The seven sins of BHP's Marius Kloppers
From bad deals to management absurdities, the BHP Billiton chief's offences may never be forgiven... and there's only one chance to save his job.
Of course there are issues no chief executive can control – a 30 per cent price slide in BHP's key profit maker, iron ore – is shaking the miner to its core.
But there are the seven sins for which Marius Kloppers may never be forgiven. Crucially they are each of his own making and consequently may well prove to be insurmountable for the company ...at least while he stays in the top job.

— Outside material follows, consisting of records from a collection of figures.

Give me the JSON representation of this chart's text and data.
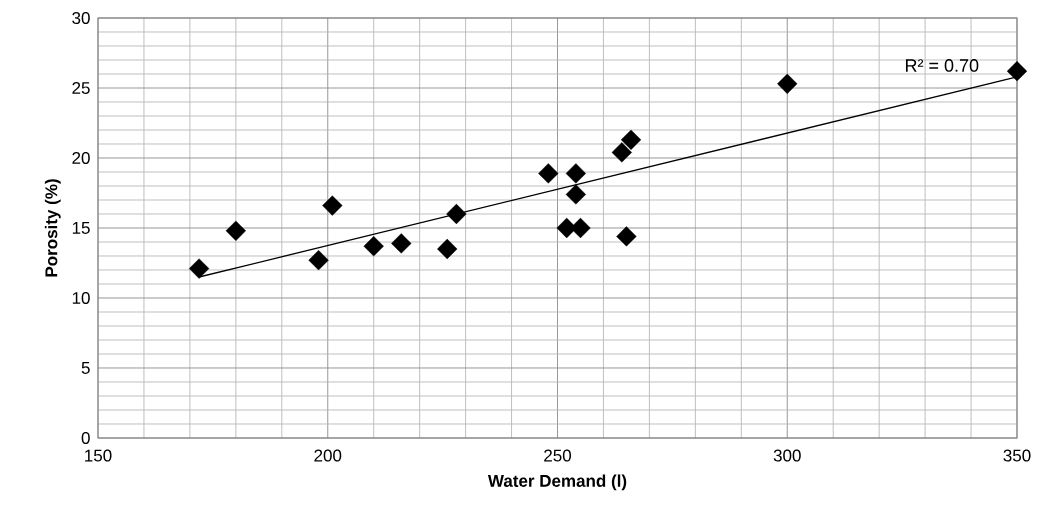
{
  "chart_data": {
    "type": "scatter",
    "xlabel": "Water Demand (l)",
    "ylabel": "Porosity (%)",
    "xlim": [
      150,
      350
    ],
    "xticks": [
      150,
      200,
      250,
      300,
      350
    ],
    "ylim": [
      0,
      30
    ],
    "yticks": [
      0,
      5,
      10,
      15,
      20,
      25,
      30
    ],
    "grid": true,
    "annotations": [
      "R² = 0.70"
    ],
    "series": [
      {
        "color": "#000000",
        "marker": "diamond",
        "x": [
          172,
          180,
          198,
          201,
          210,
          216,
          226,
          228,
          248,
          252,
          254,
          254,
          255,
          264,
          265,
          266,
          300,
          350
        ],
        "values": [
          12.1,
          14.8,
          12.7,
          16.6,
          13.7,
          13.9,
          13.5,
          16.0,
          18.9,
          15.0,
          18.9,
          17.4,
          15.0,
          20.4,
          14.4,
          21.3,
          25.3,
          26.2
        ]
      },
      {
        "type": "line",
        "marker": "none",
        "color": "#000000",
        "x": [
          172,
          350
        ],
        "values": [
          11.5,
          25.8
        ]
      }
    ]
  }
}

1. The opportunity cost of serial M&A failure
The failure of Kloppers to conquer and muzzle arch-rival Rio in the depths of the GFC or his inability to seduce the Canadian government to allow the purchase of Potash Corp are well established. But it's the enervating – if intangible – effect on thousands of BHP managers who wasted time and money on ultimately worthless projects that now undermine the authority of future Kloppers' initiatives.
2. The one bad deal
Earlier this week BP fessed up to its shale gas follies and announced on Wednesday it had taken a writedown of $US2.1 billion on shale gas assets in the Fayetteville region of central US. Today it revealed the before-tax impairment charge would reach $US2.84 billion, in addition to a $US450 million charge on its Nickel West assets. One of Kloppers' very few acquisitions was the surprise – and surprisingly expensive – $US5 billion Fayetteville based shale gas assets from Chesapeake Energy in 2011. Gas prices are actually recovering since halving a few months ago, but BP clearly believed it had to take a hit on shale gas. The BHP Lafayette field is literally next door to BP's holdings and analysts expect a $3 billion plus writedown coming for BHP as early as results day on August 22.
3. Side-stepping an IR showdown in the coalfields
The BHP-Mitsubishi coalfields in central Queensland have become a byword for all that is wrong in the field of mining industrial relations in this cycle. A year-long industrial dispute cost the company more than a million tonnes in lost coking coal exports, according to BHP's last production report. In July the dispute was settled, but the damage was well and truly done by then. It happened on Kloppers' watch. No doubt he saw ongoing production as a trade-off for the trauma of a showdown but the price has been too high.
We might never know why BHP only nine months ago let it be known it intended to go ahead with the 'biggest ever mine Australia' ...the Olympic Dam project is South Australia. But the company did little to quell the wild enthusiasm – especially in South Australia – which followed a flood of media reports last October. Now the company is backtracking on the timetable and again it's a confidence sapper.
Promise too much in a tough market and a company will be hammered – under promise and over-deliver and the market will eat out of your hand (witness the Wesfarmers story).
5. A lack of income
BHP's share price at $31 is down from more than $40 just a few months ago. It's meant to be one of the world's greatest mining companies but that's cold comfort for those looking at a price-to-earnings ratio that has slid to eight times earnings – in other words, as a stock it has been a sleeper. But unlike other sleeping blue chips, which are trading on equally subdued price-to-earnings, the income from BHP is also subdued, with a dividend yield of 3.25 per cent – roughly half the dividend yield offered by, say, any of the big four banks. Kloppers has run a tight divided payout policy and resisted endless entreaties for capital payouts. The result for the big fund managers who are bad mouthing Kloppers in surveys is that the stock offers neither attractive income nor capital appreciation.
The association of Kloppers with an uninspiring memo to staff to keep desks tidy and keep one single photo of a set measurement on the desk each evening should not matter... but it does. Kloppers runs a company which appears increasingly beset with huge problems and he is regularly identified with highly debatable micro-management tendencies which would seem to border on the neurotic.
7. Never apologise, never explain
For so long Kloppers has appeared as a cool and cerebral chief executive gliding above BHP as it enjoyed a splendid isolation from GFC-wracked markets. During the depths of the mining tax row he stayed silent while his peers loudly complained, yet BHP fared well in the end. In recent days Kloppers' attempt to justify his tenure by citing a six-month share price performance that was less worse than his rivals had the exact opposite effect of instilling confidence.
With a share price turnaround highly unlikely in the short term, Kloppers one outstanding chance at extending his tenure will be the public support received today by his chairman, Jac Nasser. Not long ago at arch-rival Rio Tinto chairman Jan du Plessis saved the skin of then-struggling chief executive Tom Albanese, who lived to fight another day.